Additionally, the complaint does not allege defendants (1) caused plaintiffs to
involuntarily quit the premises, (2) increased rent, or (3) decreased services
within 180 days of plaintiffs’ complaint to defendants about the tenantability
or defective conditions, among other things. The complaint fails to state facts
sufficient to support a cause of action for retaliatory eviction. SUSTAINED WITH LEAVE TO AMEND.
Seventh Cause of
Action - Violation of California Civil Code §1940.2
Cal. Civ. Code §1940.2
makes it unlawful for a landlord to do any of the following for the purpose of
influencing a tenant to vacate a dwelling: … (3) Use, or threaten to use,
force, willful threats, or menacing conduct constituting a course of conduct
that interferes with the tenant’s quiet enjoyment of the premises….”
The complaint
alleges a pattern of harassment, violation of privacy, and other actions which
interrupted plaintiffs’ right to quiet enjoyment. The complaint alleges as a
result of defendants’ actions and conditions of the property, plaintiffs “moved
from” the Property on April 24, 2023. Compl. ¶18. Plaintiffs allege how
defendants’ alleged conduct influenced them to vacate or created an
apprehension of harm. OVERRULED.
Eighth Cause of
Action – Violation of Santa Monica Municipal Code §4.56.020
Santa Monica
Municipal Code section 4.56.020 prohibits a landlord from taking actions—such
as terminating or failing to provide housing services, failing to perform
repairs, or failing to exercise due diligence in completing repairs, abusing
the tenant with offensive words, threatening physical harm by word or gesture,
interfering with a tenant’s right to privacy, including entering or
photographing beyond the scope of lawful entry or inspection—in bad faith with
respect to property used as a rental housing unit under a rental agreement.

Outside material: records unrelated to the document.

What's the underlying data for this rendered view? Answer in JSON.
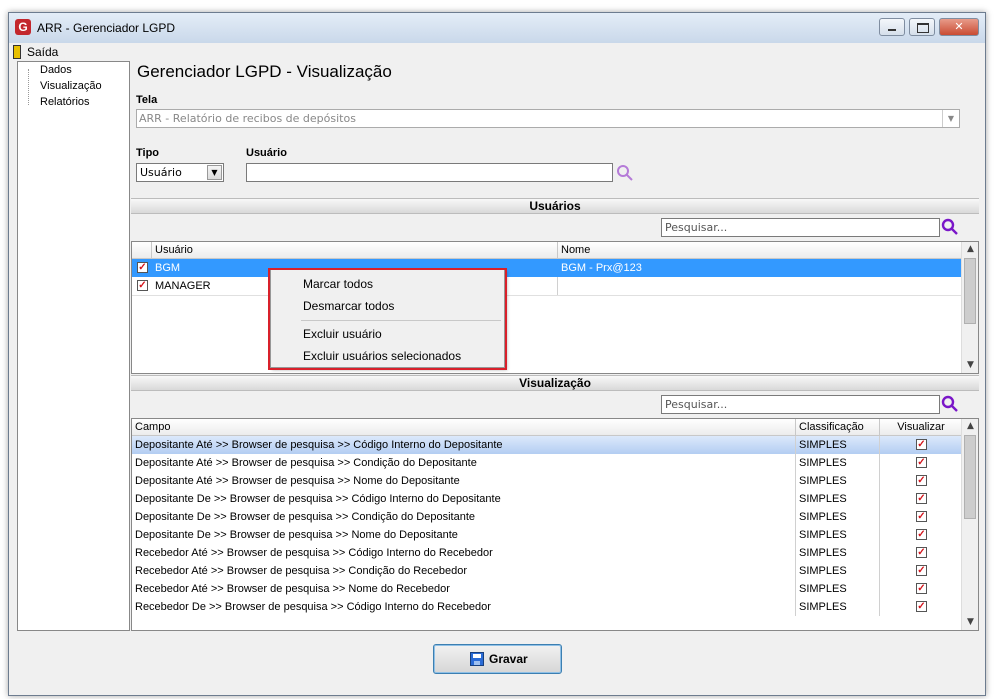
{
  "window": {
    "title": "ARR - Gerenciador LGPD",
    "logo": "G"
  },
  "menu": {
    "exit_label": "Saída"
  },
  "tree": {
    "items": [
      "Dados",
      "Visualização",
      "Relatórios"
    ]
  },
  "page": {
    "title": "Gerenciador LGPD - Visualização"
  },
  "form": {
    "tela_label": "Tela",
    "tela_value": "ARR - Relatório de recibos de depósitos",
    "tipo_label": "Tipo",
    "tipo_value": "Usuário",
    "usuario_label": "Usuário",
    "usuario_value": ""
  },
  "usuarios": {
    "section_title": "Usuários",
    "search_placeholder": "Pesquisar...",
    "columns": [
      "Usuário",
      "Nome"
    ],
    "rows": [
      {
        "usuario": "BGM",
        "nome": "BGM - Prx@123",
        "checked": true,
        "selected": true
      },
      {
        "usuario": "MANAGER",
        "nome": "",
        "checked": true,
        "selected": false
      }
    ]
  },
  "context_menu": {
    "items": [
      "Marcar todos",
      "Desmarcar todos",
      "Excluir usuário",
      "Excluir usuários selecionados"
    ]
  },
  "visualizacao": {
    "section_title": "Visualização",
    "search_placeholder": "Pesquisar...",
    "columns": [
      "Campo",
      "Classificação",
      "Visualizar"
    ],
    "rows": [
      {
        "campo": "Depositante Até >> Browser de pesquisa >> Código Interno do Depositante",
        "classificacao": "SIMPLES",
        "visualizar": true
      },
      {
        "campo": "Depositante Até >> Browser de pesquisa >> Condição do Depositante",
        "classificacao": "SIMPLES",
        "visualizar": true
      },
      {
        "campo": "Depositante Até >> Browser de pesquisa >> Nome do Depositante",
        "classificacao": "SIMPLES",
        "visualizar": true
      },
      {
        "campo": "Depositante De >> Browser de pesquisa >> Código Interno do Depositante",
        "classificacao": "SIMPLES",
        "visualizar": true
      },
      {
        "campo": "Depositante De >> Browser de pesquisa >> Condição do Depositante",
        "classificacao": "SIMPLES",
        "visualizar": true
      },
      {
        "campo": "Depositante De >> Browser de pesquisa >> Nome do Depositante",
        "classificacao": "SIMPLES",
        "visualizar": true
      },
      {
        "campo": "Recebedor Até >> Browser de pesquisa >> Código Interno do Recebedor",
        "classificacao": "SIMPLES",
        "visualizar": true
      },
      {
        "campo": "Recebedor Até >> Browser de pesquisa >> Condição do Recebedor",
        "classificacao": "SIMPLES",
        "visualizar": true
      },
      {
        "campo": "Recebedor Até >> Browser de pesquisa >> Nome do Recebedor",
        "classificacao": "SIMPLES",
        "visualizar": true
      },
      {
        "campo": "Recebedor De >> Browser de pesquisa >> Código Interno do Recebedor",
        "classificacao": "SIMPLES",
        "visualizar": true
      }
    ]
  },
  "actions": {
    "save_label": "Gravar"
  },
  "colors": {
    "selection": "#3399ff",
    "accent_red": "#d9202a",
    "search_icon": "#8a2be2"
  }
}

Santa Monica Mun. Code §4.56.020.
The complaint
alleges defendants violated the Municipal Code by failing to repair the unit,
including the heating, failing to waterproof, resulting in mold, failing to
repair, invading plaintiffs’ right to privacy, posting eviction notices to quit
without basis and verbally accosting plaintiffs. Compl. ¶66. These allegations,
taken as true, allege violation of the SMMC. OVERRULED.
Motion to Strike
Punitive Damages & Attorney’s Fees
Punitive Damages
To support a prayer for punitive damages, the complaint
must allege “oppression, fraud, or malice.” Cyrus v. Haveson (1976)

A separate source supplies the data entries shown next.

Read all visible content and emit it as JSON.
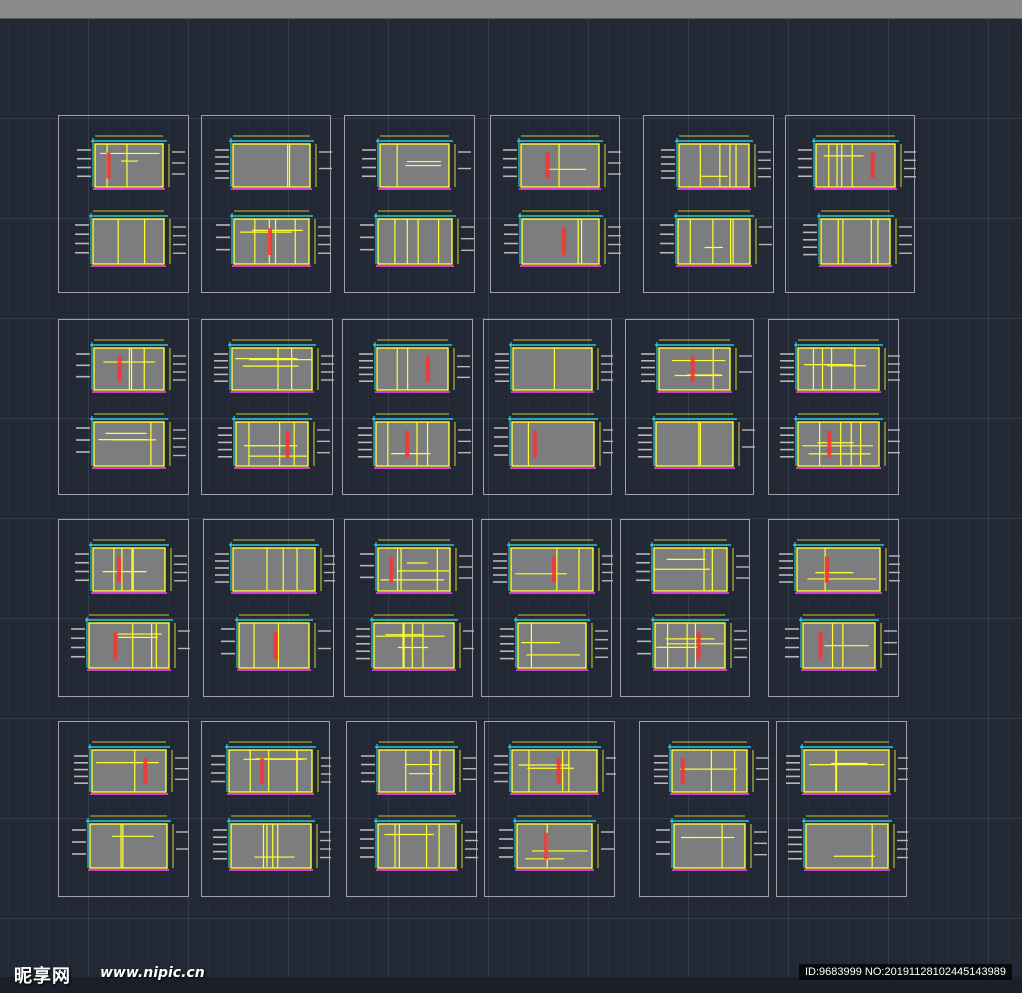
{
  "colors": {
    "frame": "#9da2ab",
    "yellow": "#ffff33",
    "cyan": "#33e6f0",
    "magenta": "#d040d0",
    "red": "#ff3030",
    "gray_fill": "#8c8c8c",
    "annotation": "#b8b8b8",
    "background": "#232835"
  },
  "watermark": {
    "logo": "昵享网",
    "url": "www.nipic.cn",
    "image_id": "ID:9683999 NO:20191128102445143989"
  }
}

65 Cal.App.3d 306, 316-17.
“Malice means conduct which is intended by the defendant to
cause injury to the plaintiff or despicable conduct which is carried on by the defendant
with a willful and conscious disregard of the rights or safety of
others.” Civ. Code §3294. “Despicable conduct’ is conduct which is so
vile, base, contemptible, miserable, wretched or loathsome that it would be
looked down upon and despised by ordinary decent people.” Mock v. Michigan
Millers Mutual Ins. Co. (1992) 4 Cal.App.4th 306, 331.

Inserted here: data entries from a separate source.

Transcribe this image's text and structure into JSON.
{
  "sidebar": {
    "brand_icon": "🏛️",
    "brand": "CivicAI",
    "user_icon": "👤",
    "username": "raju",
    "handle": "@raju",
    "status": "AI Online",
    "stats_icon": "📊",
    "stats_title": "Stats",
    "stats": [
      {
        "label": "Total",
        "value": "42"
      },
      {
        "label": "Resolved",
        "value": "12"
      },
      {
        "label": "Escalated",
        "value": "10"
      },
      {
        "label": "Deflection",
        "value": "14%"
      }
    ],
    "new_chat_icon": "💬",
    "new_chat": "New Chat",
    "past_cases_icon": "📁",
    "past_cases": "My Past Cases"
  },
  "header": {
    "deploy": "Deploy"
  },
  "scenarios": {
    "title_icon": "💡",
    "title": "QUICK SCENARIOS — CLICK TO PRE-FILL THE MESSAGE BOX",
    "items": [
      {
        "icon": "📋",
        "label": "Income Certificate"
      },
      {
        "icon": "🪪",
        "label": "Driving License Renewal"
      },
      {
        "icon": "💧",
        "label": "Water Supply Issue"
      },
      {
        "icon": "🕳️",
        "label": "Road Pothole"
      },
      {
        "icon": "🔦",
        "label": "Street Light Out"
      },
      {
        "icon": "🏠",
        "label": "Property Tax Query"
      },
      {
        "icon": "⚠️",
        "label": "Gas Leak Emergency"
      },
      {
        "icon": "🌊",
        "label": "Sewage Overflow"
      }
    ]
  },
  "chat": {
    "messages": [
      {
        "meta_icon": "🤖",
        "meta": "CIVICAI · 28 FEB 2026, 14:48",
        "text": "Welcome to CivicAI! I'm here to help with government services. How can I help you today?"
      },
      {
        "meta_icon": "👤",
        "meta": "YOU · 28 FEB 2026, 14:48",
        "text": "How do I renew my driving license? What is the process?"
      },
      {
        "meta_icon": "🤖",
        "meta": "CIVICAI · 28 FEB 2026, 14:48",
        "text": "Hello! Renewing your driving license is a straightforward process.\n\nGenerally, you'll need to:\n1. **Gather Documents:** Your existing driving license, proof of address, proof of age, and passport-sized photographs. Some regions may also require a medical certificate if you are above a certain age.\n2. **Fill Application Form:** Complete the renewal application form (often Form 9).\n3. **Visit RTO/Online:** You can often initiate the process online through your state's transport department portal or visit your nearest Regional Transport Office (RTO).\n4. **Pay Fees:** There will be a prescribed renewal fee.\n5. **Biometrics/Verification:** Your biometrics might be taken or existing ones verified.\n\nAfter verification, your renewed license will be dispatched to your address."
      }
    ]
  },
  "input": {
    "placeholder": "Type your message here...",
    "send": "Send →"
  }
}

The allegations, specifically alleged recording of and
verbally accosting plaintiffs, sufficiently allege malice within the meaning of
Civil Code section 3294. DENIED.
Because the demurrer has been sustained with leave to amend
as to the sixth cause of action and sustained without leave to amend as to the
fifth cause of action, a motion to strike punitive damages in those causes of
action is MOOT.
Attorneys’ Fees
Defendants move to strike the prayer for attorneys’ fees. Santa
Monica Mun. Code §4.56.040(d), alleged in the eighth cause of action, provides
a statutory basis for recovery of attorneys’ fees. DENIED. Attorney’s fees are
not available as to the other causes of action.